3. Consider Roommates
Roommates may factor into the equation if your budget is a concern. If this is your first time living on your own, it might be a good idea to have a roommate just for the experience. Splitting costs of rent, utilities and other bills benefits both of you, plus you have a friend to explore your new area with.
If you don’t have a friend looking to move where you’d like to be, check places like Facebook and even Craigslist. People are frequently posting looking for roommates, and you may just find a good match.
4. Get References
Before you start reaching out to apartment places, you may want to make a few calls. References are important for first-time renters because some places won’t accept you without one. Whether it’s an old teacher or a previous employer, find someone that can speak to your level of trustworthiness.
5. Reach Out To Landlords!
Now the fun part! You’ve done all the necessary steps to start looking at actual apartments. Make a list of the apartment complexes in your desired area that you’d like to visit (and numbers to call). Set aside an afternoon or a whole day to go visit the apartments, which should come along with a tour by staff.
(If it doesn’t, or they are hard to get a hold of, take this as a sign that you should probably move on.)
Consider each place individually. What do you like about the apartment? The complex? The amenities? Note things like gym access, distance to highways or to your worksite, and the type of people you see walking around the place.
All of these things can help you determine which place will be the best fit.
You’ll have to apply to any reputable apartment complex. They’ll run your credit and do a background check (for a fee, usually ranging between $40 and $100) to determine if you are eligible for one of their apartments.

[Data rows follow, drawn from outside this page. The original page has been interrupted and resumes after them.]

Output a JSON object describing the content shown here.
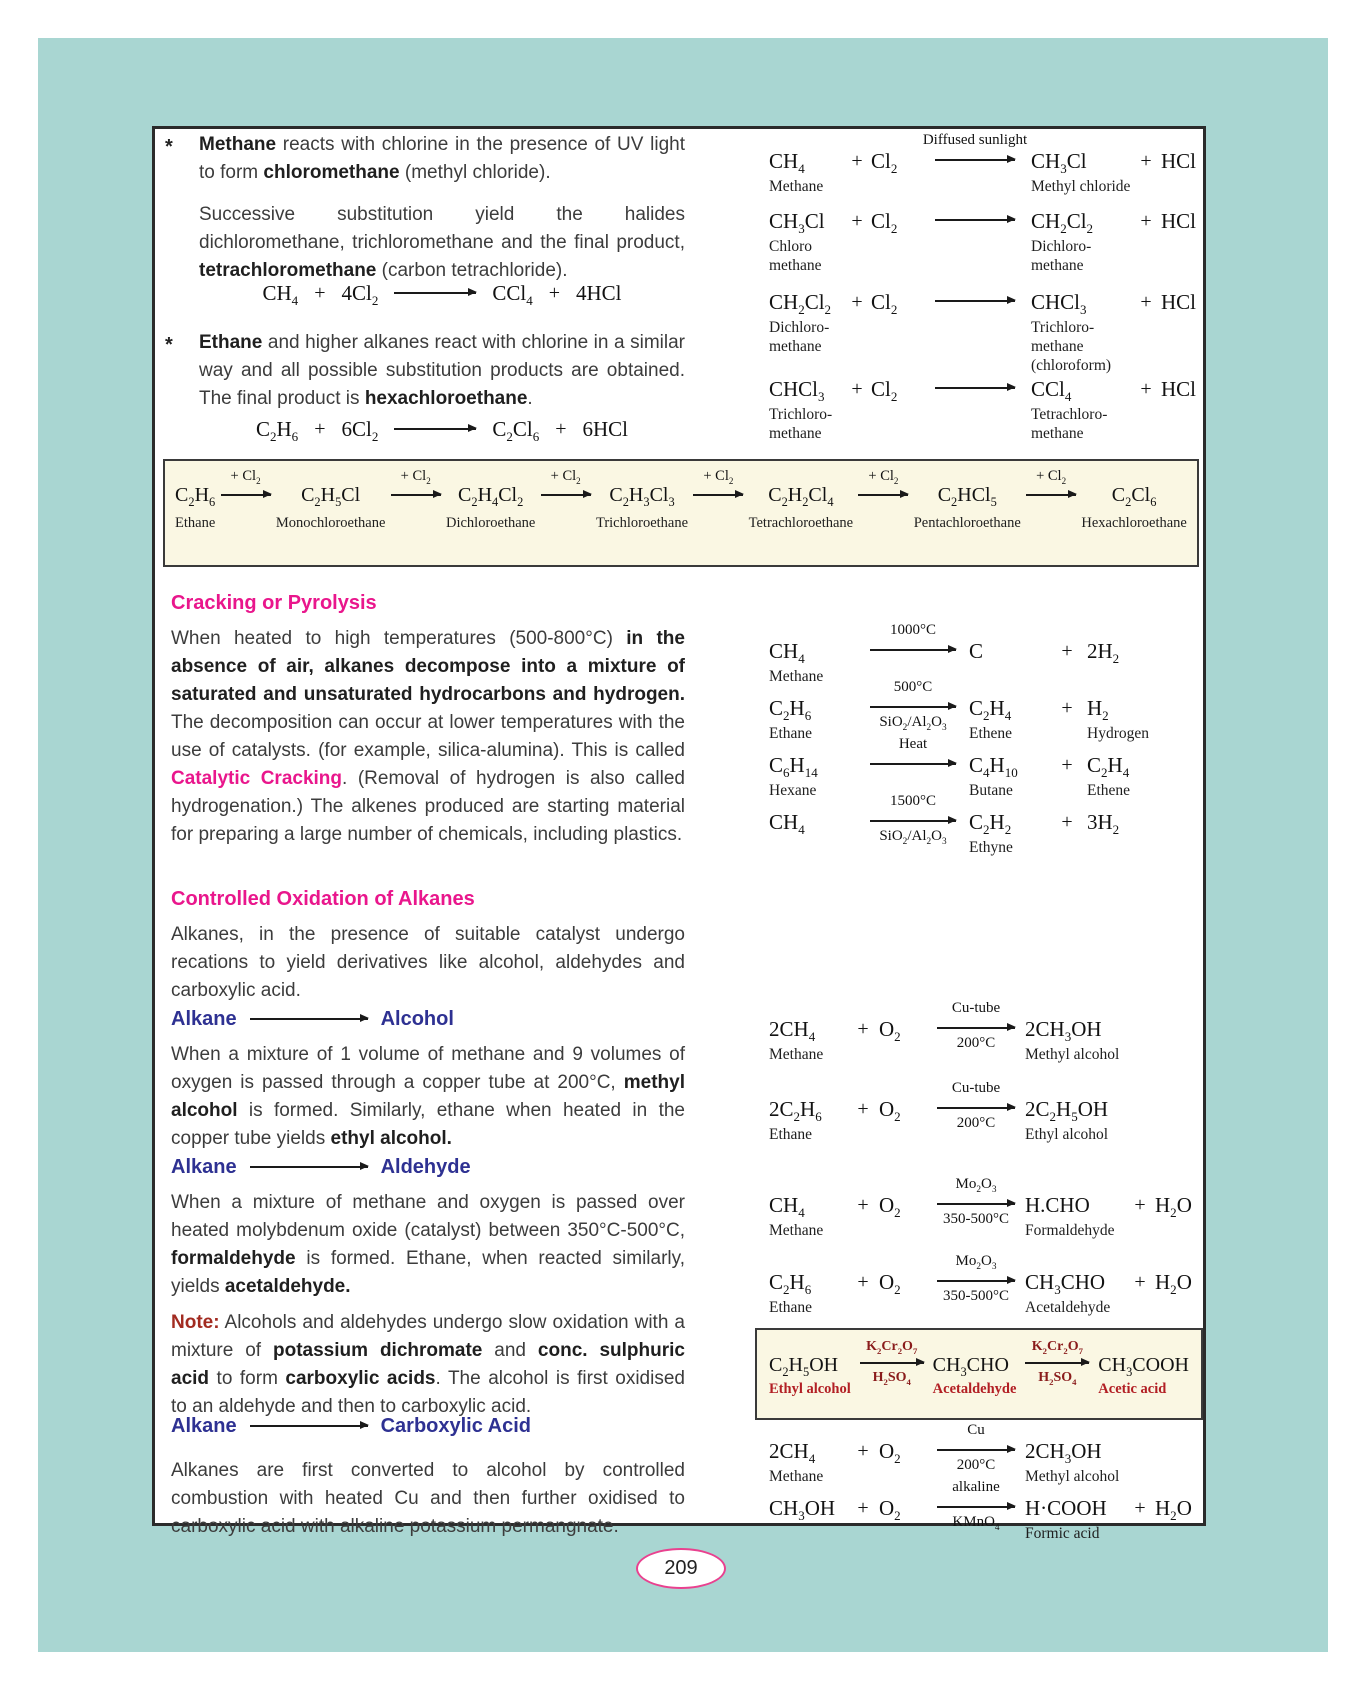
{
  "symbols": {
    "plus": "+",
    "bullet": "*"
  },
  "colors": {
    "teal_background": "#a9d6d2",
    "heading_pink": "#e9168c",
    "label_blue": "#2e3192",
    "note_red": "#a22b21",
    "box_label_red": "#b21f24",
    "reagent_maroon": "#8a1c1c",
    "box_cream": "#faf7e3"
  },
  "page_number": "209",
  "intro": {
    "bullet1": [
      {
        "t": "Methane",
        "b": 1
      },
      {
        "t": " reacts with chlorine in the presence of UV light to form "
      },
      {
        "t": "chloromethane",
        "b": 1
      },
      {
        "t": " (methyl chloride)."
      }
    ],
    "para1": [
      {
        "t": "Successive substitution yield the halides dichloromethane, trichloromethane and the final product, "
      },
      {
        "t": "tetrachloromethane",
        "b": 1
      },
      {
        "t": " (carbon tetrachloride)."
      }
    ],
    "eq_methane": {
      "r1": "CH4",
      "r2": "4Cl2",
      "p1": "CCl4",
      "p2": "4HCl"
    },
    "bullet2": [
      {
        "t": "Ethane",
        "b": 1
      },
      {
        "t": " and higher alkanes react with chlorine in a similar way and all possible substitution products are obtained. The final product is "
      },
      {
        "t": "hexachloroethane",
        "b": 1
      },
      {
        "t": "."
      }
    ],
    "eq_ethane": {
      "r1": "C2H6",
      "r2": "6Cl2",
      "p1": "C2Cl6",
      "p2": "6HCl"
    }
  },
  "chlorination": {
    "rows": [
      {
        "reactant": "CH4",
        "rname": "Methane",
        "reagent": "Cl2",
        "above": "Diffused sunlight",
        "product": "CH3Cl",
        "pname": "Methyl chloride",
        "byproduct": "HCl"
      },
      {
        "reactant": "CH3Cl",
        "rname": "Chloro\nmethane",
        "reagent": "Cl2",
        "above": "",
        "product": "CH2Cl2",
        "pname": "Dichloro-\nmethane",
        "byproduct": "HCl"
      },
      {
        "reactant": "CH2Cl2",
        "rname": "Dichloro-\nmethane",
        "reagent": "Cl2",
        "above": "",
        "product": "CHCl3",
        "pname": "Trichloro-\nmethane\n(chloroform)",
        "byproduct": "HCl"
      },
      {
        "reactant": "CHCl3",
        "rname": "Trichloro-\nmethane",
        "reagent": "Cl2",
        "above": "",
        "product": "CCl4",
        "pname": "Tetrachloro-\nmethane",
        "byproduct": "HCl"
      }
    ]
  },
  "chain": {
    "arrow_label": "+ Cl2",
    "steps": [
      {
        "formula": "C2H6",
        "name": "Ethane"
      },
      {
        "formula": "C2H5Cl",
        "name": "Monochloroethane"
      },
      {
        "formula": "C2H4Cl2",
        "name": "Dichloroethane"
      },
      {
        "formula": "C2H3Cl3",
        "name": "Trichloroethane"
      },
      {
        "formula": "C2H2Cl4",
        "name": "Tetrachloroethane"
      },
      {
        "formula": "C2HCl5",
        "name": "Pentachloroethane"
      },
      {
        "formula": "C2Cl6",
        "name": "Hexachloroethane"
      }
    ]
  },
  "cracking": {
    "heading": "Cracking or Pyrolysis",
    "para": [
      {
        "t": "When heated to high temperatures (500-800°C) "
      },
      {
        "t": "in the absence of air, alkanes decompose into a mixture of saturated and unsaturated hydrocarbons and hydrogen.",
        "b": 1
      },
      {
        "t": " The decomposition can occur at lower temperatures with the use of catalysts. (for example, silica-alumina). This is called "
      },
      {
        "t": "Catalytic Cracking",
        "b": 1,
        "c": "#e9168c"
      },
      {
        "t": ". (Removal of hydrogen is also called hydrogenation.) The alkenes produced are starting material for preparing a large number of chemicals, including plastics."
      }
    ],
    "rows": [
      {
        "reactant": "CH4",
        "rname": "Methane",
        "above": "1000°C",
        "below": "",
        "p1": "C",
        "p1name": "",
        "plus2": "+",
        "p2": "2H2",
        "p2name": ""
      },
      {
        "reactant": "C2H6",
        "rname": "Ethane",
        "above": "500°C",
        "below": "SiO2/Al2O3",
        "p1": "C2H4",
        "p1name": "Ethene",
        "plus2": "+",
        "p2": "H2",
        "p2name": "Hydrogen"
      },
      {
        "reactant": "C6H14",
        "rname": "Hexane",
        "above": "Heat",
        "below": "",
        "p1": "C4H10",
        "p1name": "Butane",
        "plus2": "+",
        "p2": "C2H4",
        "p2name": "Ethene"
      },
      {
        "reactant": "CH4",
        "rname": "",
        "above": "1500°C",
        "below": "SiO2/Al2O3",
        "p1": "C2H2",
        "p1name": "Ethyne",
        "plus2": "+",
        "p2": "3H2",
        "p2name": ""
      }
    ]
  },
  "oxidation": {
    "heading": "Controlled Oxidation of Alkanes",
    "para": [
      {
        "t": "Alkanes, in the presence of suitable catalyst undergo recations to yield derivatives like alcohol, aldehydes and carboxylic acid."
      }
    ],
    "alcohol": {
      "from": "Alkane",
      "to": "Alcohol",
      "para": [
        {
          "t": "When a mixture of 1 volume of methane and 9 volumes of oxygen is passed through a copper tube at 200°C, "
        },
        {
          "t": "methyl alcohol",
          "b": 1
        },
        {
          "t": " is formed. Similarly, ethane when heated in the copper tube yields "
        },
        {
          "t": "ethyl alcohol.",
          "b": 1
        }
      ],
      "rows": [
        {
          "r1": "2CH4",
          "rname": "Methane",
          "r2": "O2",
          "above": "Cu-tube",
          "below": "200°C",
          "product": "2CH3OH",
          "pname": "Methyl alcohol",
          "plus2": "",
          "p2": ""
        },
        {
          "r1": "2C2H6",
          "rname": "Ethane",
          "r2": "O2",
          "above": "Cu-tube",
          "below": "200°C",
          "product": "2C2H5OH",
          "pname": "Ethyl alcohol",
          "plus2": "",
          "p2": ""
        }
      ]
    },
    "aldehyde": {
      "from": "Alkane",
      "to": "Aldehyde",
      "para": [
        {
          "t": "When a mixture of methane and oxygen is passed over heated molybdenum oxide (catalyst) between 350°C-500°C, "
        },
        {
          "t": "formaldehyde",
          "b": 1
        },
        {
          "t": " is formed. Ethane, when reacted similarly, yields "
        },
        {
          "t": "acetaldehyde.",
          "b": 1
        }
      ],
      "rows": [
        {
          "r1": "CH4",
          "rname": "Methane",
          "r2": "O2",
          "above": "Mo2O3",
          "below": "350-500°C",
          "product": "H.CHO",
          "pname": "Formaldehyde",
          "plus2": "+",
          "p2": "H2O"
        },
        {
          "r1": "C2H6",
          "rname": "Ethane",
          "r2": "O2",
          "above": "Mo2O3",
          "below": "350-500°C",
          "product": "CH3CHO",
          "pname": "Acetaldehyde",
          "plus2": "+",
          "p2": "H2O"
        }
      ]
    },
    "note": [
      {
        "t": "Note:",
        "b": 1,
        "c": "#a22b21"
      },
      {
        "t": " Alcohols and aldehydes undergo slow oxidation with a mixture of "
      },
      {
        "t": "potassium dichromate",
        "b": 1
      },
      {
        "t": " and "
      },
      {
        "t": "conc. sulphuric acid",
        "b": 1
      },
      {
        "t": " to form "
      },
      {
        "t": "carboxylic acids",
        "b": 1
      },
      {
        "t": ". The alcohol is first oxidised to an aldehyde and then to carboxylic acid."
      }
    ],
    "dichromate": {
      "above": "K2Cr2O7",
      "below": "H2SO4",
      "steps": [
        {
          "formula": "C2H5OH",
          "name": "Ethyl alcohol"
        },
        {
          "formula": "CH3CHO",
          "name": "Acetaldehyde"
        },
        {
          "formula": "CH3COOH",
          "name": "Acetic acid"
        }
      ]
    },
    "carboxylic": {
      "from": "Alkane",
      "to": "Carboxylic Acid",
      "para": [
        {
          "t": "Alkanes are first converted to alcohol by controlled combustion with heated Cu and then further oxidised to carboxylic acid with alkaline potassium permangnate."
        }
      ],
      "rows": [
        {
          "r1": "2CH4",
          "rname": "Methane",
          "r2": "O2",
          "above": "Cu",
          "below": "200°C",
          "product": "2CH3OH",
          "pname": "Methyl alcohol",
          "plus2": "",
          "p2": ""
        },
        {
          "r1": "CH3OH",
          "rname": "",
          "r2": "O2",
          "above": "alkaline",
          "below": "KMnO4",
          "product": "H·COOH",
          "pname": "Formic acid",
          "plus2": "+",
          "p2": "H2O"
        }
      ]
    }
  }
}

Again, depending on budget, you may do several of these or just narrow it down to your top one or two choices.
The application process can take a few days, so if you find a place you like it’s better to apply than wait. You wouldn’t be the first person to hesitate or get cold feet and then lose the apartment you wanted. If you like it, make a move!
Hopefully everything goes well, you get approved, and you can move into your first apartment!
Renting Your First Apartment: Wrap Up
Renting your first apartment doesn’t have to be a hassle. By taking the necessary steps on the front end to make sure its a good fit for you (and your potential roommates), you’ll alleviate the pain points many first-time renters experience.
When it comes to getting your first apartment, be diligent about finding something that fits for you. Only apply to the places that check all your boxes. After all, this is likely your first home away from home!